In recent years, people's demands for massive information transmission and processing are increasing, which leads to technological innovation and development in satellite communication, radars, electronic military affairs, broadband wireless communication, and other fields. As a carrier of information, the high-frequency microwave signal is an inevitable development trend. In practical applications, there is a great demand not only for high-frequency microwave signals but also for microwave signal waveforms in radars, software radio, modern instruments, testing, and other fields. For example, triangle wave signals in radars can be generated by triangle waves, which can be used for range and velocity measurement of multiple targets by radar systems, and the signals can be combined with cross-phase modulation and be used for optical frequency conversion and pulse compression. Square waves can be used to form false target interference to pulse compression radars. Therefore, the realization of multi-waveform online flexible and adjustable waves becomes a future development trend. However, traditional electronic systems are faced with problems such as electronic bottlenecks, high complexity, large volume and weight, and poor flexibility, and they are easy to be affected by electromagnetic interference and will produce electromagnetic radiation. Nowadays, radars, satellite communication, and other systems tend to move towards multifunctional integration, which requires large working bandwidth, large capacity, flexible waveform generation, high carrier frequency stability, flexible tuning, and multi-channel and dynamic resource allocation, which cannot be realized by traditional electronic systems. Therefore, it is important for our research to explore efficient methods to generate high-frequency and high-quality microwave local oscillator signals and arbitrary waveform signals with a high-frequency bandwidth.

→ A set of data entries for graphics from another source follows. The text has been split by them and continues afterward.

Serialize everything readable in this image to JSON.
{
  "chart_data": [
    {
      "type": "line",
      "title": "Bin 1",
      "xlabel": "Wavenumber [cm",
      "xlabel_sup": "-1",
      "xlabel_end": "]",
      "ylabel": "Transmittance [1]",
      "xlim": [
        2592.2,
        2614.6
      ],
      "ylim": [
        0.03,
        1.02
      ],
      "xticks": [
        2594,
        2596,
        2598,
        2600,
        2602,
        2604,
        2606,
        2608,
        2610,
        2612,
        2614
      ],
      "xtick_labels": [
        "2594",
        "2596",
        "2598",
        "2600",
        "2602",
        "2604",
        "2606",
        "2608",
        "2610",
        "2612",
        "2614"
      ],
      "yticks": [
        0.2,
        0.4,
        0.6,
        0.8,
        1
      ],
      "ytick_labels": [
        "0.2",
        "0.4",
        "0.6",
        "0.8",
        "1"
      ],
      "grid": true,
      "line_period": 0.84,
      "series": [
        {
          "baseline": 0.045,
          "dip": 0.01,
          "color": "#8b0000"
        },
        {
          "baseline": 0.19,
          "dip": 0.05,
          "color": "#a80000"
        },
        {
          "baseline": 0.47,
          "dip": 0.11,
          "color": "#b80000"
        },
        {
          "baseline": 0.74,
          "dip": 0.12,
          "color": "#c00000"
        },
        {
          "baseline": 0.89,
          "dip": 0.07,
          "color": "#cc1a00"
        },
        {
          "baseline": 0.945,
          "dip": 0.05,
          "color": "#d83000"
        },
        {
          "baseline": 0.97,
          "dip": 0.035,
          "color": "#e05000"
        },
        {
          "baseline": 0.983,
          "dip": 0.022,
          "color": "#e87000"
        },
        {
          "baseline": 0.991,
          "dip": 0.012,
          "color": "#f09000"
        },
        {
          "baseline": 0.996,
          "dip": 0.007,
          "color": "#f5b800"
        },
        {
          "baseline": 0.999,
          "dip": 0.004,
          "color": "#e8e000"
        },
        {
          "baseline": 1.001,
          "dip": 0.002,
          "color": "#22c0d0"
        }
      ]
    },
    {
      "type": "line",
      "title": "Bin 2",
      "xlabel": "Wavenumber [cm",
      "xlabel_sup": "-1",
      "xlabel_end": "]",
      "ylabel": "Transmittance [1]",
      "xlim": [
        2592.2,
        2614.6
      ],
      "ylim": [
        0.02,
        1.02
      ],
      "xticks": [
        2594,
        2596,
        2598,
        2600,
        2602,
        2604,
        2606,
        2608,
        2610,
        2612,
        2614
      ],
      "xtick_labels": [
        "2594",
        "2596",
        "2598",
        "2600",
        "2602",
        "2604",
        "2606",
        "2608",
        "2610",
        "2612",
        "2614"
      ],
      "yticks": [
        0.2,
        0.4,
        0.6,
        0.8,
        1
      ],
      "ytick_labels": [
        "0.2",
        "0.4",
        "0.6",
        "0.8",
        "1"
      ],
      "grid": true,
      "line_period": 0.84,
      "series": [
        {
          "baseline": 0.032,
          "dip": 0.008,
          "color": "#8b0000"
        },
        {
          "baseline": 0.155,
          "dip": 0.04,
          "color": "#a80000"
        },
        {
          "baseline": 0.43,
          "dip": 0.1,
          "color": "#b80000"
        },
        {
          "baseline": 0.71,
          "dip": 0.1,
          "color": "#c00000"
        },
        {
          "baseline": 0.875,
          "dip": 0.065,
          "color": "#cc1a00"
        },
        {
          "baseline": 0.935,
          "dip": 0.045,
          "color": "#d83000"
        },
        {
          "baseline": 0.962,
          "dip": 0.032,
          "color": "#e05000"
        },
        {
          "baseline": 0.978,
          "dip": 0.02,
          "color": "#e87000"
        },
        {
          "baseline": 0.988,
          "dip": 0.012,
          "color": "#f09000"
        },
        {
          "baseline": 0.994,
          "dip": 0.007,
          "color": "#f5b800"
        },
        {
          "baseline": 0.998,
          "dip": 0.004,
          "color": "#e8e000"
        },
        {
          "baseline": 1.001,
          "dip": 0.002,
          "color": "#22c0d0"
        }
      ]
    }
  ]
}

A function waveform signal generator based on birefringence characteristics of a polarization-maintaining fiber (PMF) is proposed and studied. The generator adopts sinusoidal microwave signals to modulate continuous light waves, which are controlled by 45° polarization and then coupled into the PMF. By using the birefringence characteristics of the PMF, the paper introduces a controllable delay difference between two orthogonal optical field components of fast and slow axes. After the final photoelectric detection, the expression of photocurrent is composed of Fourier series cosine harmonics and sine harmonics featuring a 90° broadband bridge. Thus, the model has tunable function waveform output characteristics. Analysis shows that three variables are controlled by the generator, namely, the phase shift φ, the modulation coefficient β, and the delay difference τ, and theycan be used to adjust the harmonic coefficients of the Fourier series. The optical simulation software OptiSystem is used to build the structural diagram of the system and verify the simulation. The light source used in the system is a CW laser. The values of wavelength, power, and linewidth are set, and then the light is coupled to a signal-drive Mach-Zehnder modulator (SD-MZM) for modulation. The polarization state of the modulated signals is adjusted by a polarization controller so that the polarization state of the optical field is 45° from the polarization principal axis of the PMF. Due to the birefringence characteristics of the PMF, the two orthogonal polarized optical signals transmitted by the fast and slow axes will be transmitted at different group speeds, and the resulting delay difference is related to the access length of the PMF. According to the values calculated in the table, the access length of the PMF can be adjusted to realize the tuning of delay quantity. In order to evaluate the difference between the target function waveform and the generated waveform, the root mean square error is used to compare the similarity between the approximate waveform generated by the system scheme and the theoretical waveform.

A function waveform generator based on the birefringence characteristics of a PMF is presented and analyzed. According to the simulation experiment, trapezoidal wave signals with an adjustable top and edge (Fig. 4) and triangular wave signals (Fig. 6) with an adjustable symmetry factor are obtained, which are helpful for the application of multifunctional waveforms in high-speed signal processing. At the same time, by introducing adjustable and symmetry factors, the waveforms of triangular waves, sawtooth waves, trapezoidal waves, and rectangular waves are connected, so as to realize the output of multiple waveforms in a single system. Moreover, the proposed scheme does not need to fix the modulation coefficient, which makes the scheme have a more flexible parameter configuration and enriches the diversity of the signal generator.

An optical generator for generating function waveforms with high birefringence characteristics based on SD-MZM and PMF is proposed and described. By changing the delay difference τ and the phase shift φ caused by bias, trapezoidal waveforms with an adjustable top edge and triangular waveforms with an adjustable symmetry factor are generated. Compared with similar schemes, the proposed scheme does not need to fix the modulation coefficient and has a more flexible parameter configuration. The tunable performance of waveform and parameter control methods is discussed, and the simulation verification is carried out by using OptiSystem simulation software. It is found that when the root mean square error is less than or equal to 5%, the adjustable trapezoid waves (0≤δ≤30%) and the adjustable symmetrical triangular waves (20%≤σ≤80%) with better waveform quality can be obtained.